When dealing with the differentiation of a function that is a product of two separate functions, the product rule comes into play. It's a handy tool that helps you derive the derivative of the entire expression. Imagine you have a function, say, \( y = u(t) \, v(t) \), where both \( u(t) \) and \( v(t) \) are functions of \( t \). To differentiate this, we break it down using the product rule formula:

• \( (uv)' = u'v + uv' \)

This means you need to differentiate each function separately and then plug back into the formula. First, find the derivative of \( u(t) \) and multiply it by \( v(t) \), then find the derivative of \( v(t) \) and multiply by \( u(t) \), and finally, add both results together.
In our example problem, we have \( u(t) = t^2 \) and \( v(t) = (3t+1)^3 \). By applying the product rule, you'll notice the simplicity in handling even seemingly complex products of functions.

The chain rule is crucial when you have a function nested within another function. Think of it like peeling an onion—each layer depends on the one above it.
If you encounter a composite function, such as \( v(t) = (3t+1)^3 \), you use the chain rule to differentiate it with respect to \( t \). Let's see how this works with the chain rule formula:

• \( \, d/dt \, [g(t)^n] = n \, g(t)^{n-1} \, g'(t) \)

Here, we consider \( g(t) = 3t + 1 \) as the inner function and \( g(t)^3 \) as the outer function.
By applying the chain rule, calculate the derivative of the outer function, multiply it by the derivative of the inner function, and you get the derivative of the composite function. It streamlines the process of breaking down more complex derivatives into manageable parts.

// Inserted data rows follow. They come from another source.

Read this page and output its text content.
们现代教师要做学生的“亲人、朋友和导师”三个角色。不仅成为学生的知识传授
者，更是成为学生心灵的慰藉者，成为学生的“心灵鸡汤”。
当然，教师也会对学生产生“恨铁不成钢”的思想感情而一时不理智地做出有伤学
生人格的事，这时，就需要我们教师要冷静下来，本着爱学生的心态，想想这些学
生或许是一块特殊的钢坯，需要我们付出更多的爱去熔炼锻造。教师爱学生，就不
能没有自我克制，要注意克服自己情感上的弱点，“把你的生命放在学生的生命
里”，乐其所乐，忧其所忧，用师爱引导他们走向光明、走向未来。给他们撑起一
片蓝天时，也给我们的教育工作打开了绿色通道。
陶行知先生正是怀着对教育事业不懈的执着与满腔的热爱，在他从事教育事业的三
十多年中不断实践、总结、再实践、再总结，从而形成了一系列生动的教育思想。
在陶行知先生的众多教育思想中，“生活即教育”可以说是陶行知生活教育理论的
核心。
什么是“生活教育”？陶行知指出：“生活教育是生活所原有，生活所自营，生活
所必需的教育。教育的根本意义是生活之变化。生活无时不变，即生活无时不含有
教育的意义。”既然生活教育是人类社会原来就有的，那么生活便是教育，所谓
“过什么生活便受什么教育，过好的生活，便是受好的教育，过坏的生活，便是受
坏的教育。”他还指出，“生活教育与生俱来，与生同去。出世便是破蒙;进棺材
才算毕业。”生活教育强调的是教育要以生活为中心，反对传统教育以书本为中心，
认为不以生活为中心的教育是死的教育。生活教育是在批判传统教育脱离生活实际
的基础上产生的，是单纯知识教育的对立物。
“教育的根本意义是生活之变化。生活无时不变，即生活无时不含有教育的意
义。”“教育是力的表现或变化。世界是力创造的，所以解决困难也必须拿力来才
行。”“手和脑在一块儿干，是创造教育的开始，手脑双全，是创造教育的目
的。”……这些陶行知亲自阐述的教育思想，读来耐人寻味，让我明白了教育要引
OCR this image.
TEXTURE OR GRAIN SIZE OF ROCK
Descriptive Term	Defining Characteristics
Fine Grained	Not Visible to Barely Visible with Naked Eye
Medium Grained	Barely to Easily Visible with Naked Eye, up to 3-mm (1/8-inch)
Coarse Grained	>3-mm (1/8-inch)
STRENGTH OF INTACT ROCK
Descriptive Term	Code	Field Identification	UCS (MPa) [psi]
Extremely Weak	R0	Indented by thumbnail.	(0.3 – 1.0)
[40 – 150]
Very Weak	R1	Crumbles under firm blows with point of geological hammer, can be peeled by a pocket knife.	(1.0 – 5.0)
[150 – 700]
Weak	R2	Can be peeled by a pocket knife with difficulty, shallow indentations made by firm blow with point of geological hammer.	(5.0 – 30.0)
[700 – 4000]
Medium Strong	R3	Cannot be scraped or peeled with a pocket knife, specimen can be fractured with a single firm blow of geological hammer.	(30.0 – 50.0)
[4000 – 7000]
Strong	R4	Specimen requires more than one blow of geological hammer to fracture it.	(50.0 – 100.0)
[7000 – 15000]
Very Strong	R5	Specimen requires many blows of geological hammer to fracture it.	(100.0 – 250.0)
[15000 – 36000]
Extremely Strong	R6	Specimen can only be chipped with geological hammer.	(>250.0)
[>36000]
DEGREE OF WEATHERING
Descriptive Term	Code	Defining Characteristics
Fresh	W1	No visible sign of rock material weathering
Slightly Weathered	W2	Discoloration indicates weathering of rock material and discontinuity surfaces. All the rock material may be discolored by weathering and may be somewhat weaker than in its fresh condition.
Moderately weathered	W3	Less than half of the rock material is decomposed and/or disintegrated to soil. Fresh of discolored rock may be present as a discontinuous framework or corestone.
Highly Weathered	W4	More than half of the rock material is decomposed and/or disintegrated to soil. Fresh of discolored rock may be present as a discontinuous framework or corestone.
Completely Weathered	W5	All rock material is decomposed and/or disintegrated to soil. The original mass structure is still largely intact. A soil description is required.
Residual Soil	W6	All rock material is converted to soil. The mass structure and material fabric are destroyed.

Differentiation is a fundamental principle in calculus, essentially helping us find the rate at which something is changing. When you differentiate a function, you are finding its derivative, which shows how the function value changes as its input changes.
Consider the function \( y = t^2 (3t+1)^3 \). Differentiating this function is not straightforward, since it's a combination of two functions, so you need tools like the product and chain rules. Each rule aids in differentiating specific parts of a complex function.
As shown in our example, we differentiate \( u(t) = t^2 \) simply by applying basic differentiation rules, resulting in \( u'(t) = 2t \). For the \( v(t) = (3t+1)^3 \) part, the chain rule steps in, as explained earlier. Both steps together demonstrate the utilization of differentiation in a practical setting.

Once derivatives are calculated, simplification is often an essential final step. Simplification means making the expression more manageable or easier to work with. It's like tidying up a room; everything is in its place and easier to understand.
For the expression \( 2t(3t+1)^3 + 9t^2(3t+1)^2 \), a crucial part of simplification is factoring. By recognizing common factors, you reduce the expression to a simpler one that conveys the same information:

• Factor out \( (3t+1)^2 \) from each term: \( (3t + 1)^2 [2t(3t+1) + 9t^2] \)


• Then expand: \( (3t + 1)^2 [6t^2 + 2t + 9t^2] \)

After combining terms, you achieve the final, clean expression \( (3t+1)^2(15t^2 + 2t) \). This step highlights how simplification turns a raw mathematical expression into something more polished.